Mr Hogan questioned how the approach related to the court’s comments in Harrison, which said the costs judge on assessment would ordinarily still “ultimately have to look at matters in the round and consider whether the resulting aggregate figure is proportionate, having regard to CPR 44.3(2)(a) and (5): a further potential safeguard, therefore, for the paying party”.
The barrister said: “I predict two immediate consequences. First, the time spend adding up the bill after the assessment (assuming that it is not digital) and then as part of this process devising categories of costs for arguments sake, has now doubled.

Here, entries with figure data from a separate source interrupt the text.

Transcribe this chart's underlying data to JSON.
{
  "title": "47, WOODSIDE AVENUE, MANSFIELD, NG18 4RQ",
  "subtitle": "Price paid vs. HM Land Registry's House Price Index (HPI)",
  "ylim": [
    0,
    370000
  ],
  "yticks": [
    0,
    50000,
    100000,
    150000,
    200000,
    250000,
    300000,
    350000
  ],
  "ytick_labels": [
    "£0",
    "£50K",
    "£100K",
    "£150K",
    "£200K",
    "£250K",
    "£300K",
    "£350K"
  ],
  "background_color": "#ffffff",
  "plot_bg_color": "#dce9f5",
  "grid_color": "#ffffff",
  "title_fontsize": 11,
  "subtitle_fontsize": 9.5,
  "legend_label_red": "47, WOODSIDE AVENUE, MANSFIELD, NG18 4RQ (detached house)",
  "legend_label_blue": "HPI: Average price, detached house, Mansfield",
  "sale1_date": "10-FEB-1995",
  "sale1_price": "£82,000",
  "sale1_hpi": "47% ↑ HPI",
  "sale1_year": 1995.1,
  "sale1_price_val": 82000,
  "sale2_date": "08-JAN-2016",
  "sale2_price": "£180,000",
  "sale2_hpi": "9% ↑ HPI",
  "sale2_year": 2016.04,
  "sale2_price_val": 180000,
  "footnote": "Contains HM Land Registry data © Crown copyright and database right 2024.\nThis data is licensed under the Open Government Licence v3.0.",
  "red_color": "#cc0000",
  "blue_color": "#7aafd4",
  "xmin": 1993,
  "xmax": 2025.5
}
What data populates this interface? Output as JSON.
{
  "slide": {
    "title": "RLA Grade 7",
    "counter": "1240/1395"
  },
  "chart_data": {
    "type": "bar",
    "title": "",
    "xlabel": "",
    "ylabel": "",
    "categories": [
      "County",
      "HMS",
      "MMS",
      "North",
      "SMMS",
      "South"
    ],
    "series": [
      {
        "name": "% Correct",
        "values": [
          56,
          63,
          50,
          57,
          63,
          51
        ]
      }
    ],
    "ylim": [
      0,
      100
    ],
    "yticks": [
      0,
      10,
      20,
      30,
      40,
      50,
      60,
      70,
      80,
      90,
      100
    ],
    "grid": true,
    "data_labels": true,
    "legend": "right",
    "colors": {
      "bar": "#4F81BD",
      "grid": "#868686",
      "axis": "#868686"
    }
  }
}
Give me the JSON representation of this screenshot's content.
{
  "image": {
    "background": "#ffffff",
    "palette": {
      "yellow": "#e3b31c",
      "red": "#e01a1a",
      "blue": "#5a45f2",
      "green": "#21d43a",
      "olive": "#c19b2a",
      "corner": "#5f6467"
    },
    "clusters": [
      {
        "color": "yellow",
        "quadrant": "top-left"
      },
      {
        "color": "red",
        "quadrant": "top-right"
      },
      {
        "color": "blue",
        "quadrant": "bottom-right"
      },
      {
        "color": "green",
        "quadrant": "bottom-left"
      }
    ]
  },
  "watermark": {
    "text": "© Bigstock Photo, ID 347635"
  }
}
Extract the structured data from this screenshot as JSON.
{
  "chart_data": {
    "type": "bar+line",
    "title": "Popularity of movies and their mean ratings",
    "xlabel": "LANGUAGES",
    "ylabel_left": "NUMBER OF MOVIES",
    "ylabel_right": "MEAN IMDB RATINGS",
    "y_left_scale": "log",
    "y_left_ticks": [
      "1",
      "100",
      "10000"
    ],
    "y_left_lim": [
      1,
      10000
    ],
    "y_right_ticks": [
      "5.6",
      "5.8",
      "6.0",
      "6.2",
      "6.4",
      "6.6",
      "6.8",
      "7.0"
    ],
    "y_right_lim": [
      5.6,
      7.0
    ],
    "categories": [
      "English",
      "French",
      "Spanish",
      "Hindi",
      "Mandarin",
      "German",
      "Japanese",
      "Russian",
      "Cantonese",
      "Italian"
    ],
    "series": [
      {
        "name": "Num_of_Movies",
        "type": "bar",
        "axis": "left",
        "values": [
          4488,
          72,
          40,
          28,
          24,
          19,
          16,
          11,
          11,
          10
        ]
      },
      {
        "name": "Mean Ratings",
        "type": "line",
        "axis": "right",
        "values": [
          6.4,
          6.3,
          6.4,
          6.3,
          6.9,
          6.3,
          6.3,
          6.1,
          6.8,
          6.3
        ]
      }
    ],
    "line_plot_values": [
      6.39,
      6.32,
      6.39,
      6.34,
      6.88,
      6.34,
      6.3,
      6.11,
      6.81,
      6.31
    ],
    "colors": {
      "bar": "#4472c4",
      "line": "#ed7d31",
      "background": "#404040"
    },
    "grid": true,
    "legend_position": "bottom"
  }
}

“Secondly, the proportionality argument which… had reached the position of being the untidy spent fag end of many assessments across the country in the county court, is now potentially very much alight again.”
Claire Green, chair of the Association of Costs Lawyers, said: “We are pleased that the senior judiciary has finally responded to the concerns we and others have raised about the lack of consistency on costs assessments.
“Lord Justice Jackson always envisaged that case law would provide guidance on the new proportionality test, and though it has taken more than six years to get there, today’s ruling should curtail the arguments in court and varied approaches of judges at all levels.
“The court has also locked down disputes over the recoverability of block-rated ATE premiums in clinical negligence cases, which is good news – speculative arguments about costs do nobody any favours and hopefully this ruling will bring order back into the system.”
David Juckes, a barrister at Hailsham Chambers, said the court’s confirmation that proportionality included not only the case-specific factors listed in CPR 44.3(5) but also the wider factors in 44.4 “opens the possibility that a court could find the CPR 44.3(5) factors not met but still find costs proportionate”.
He continued: “Receiving parties facing an argument on proportionality will wish to address all the circumstances in their replies, including where relevant matters that reach beyond the case in question.”
Mr Juckes noted that, despite the paying party’s request, the court expressly did not deal with the self-insurance of ATE premiums, their failure rate, or commissions paid.
“These matters may be yet form contentious issues in future costs cases concerning ATE premiums.”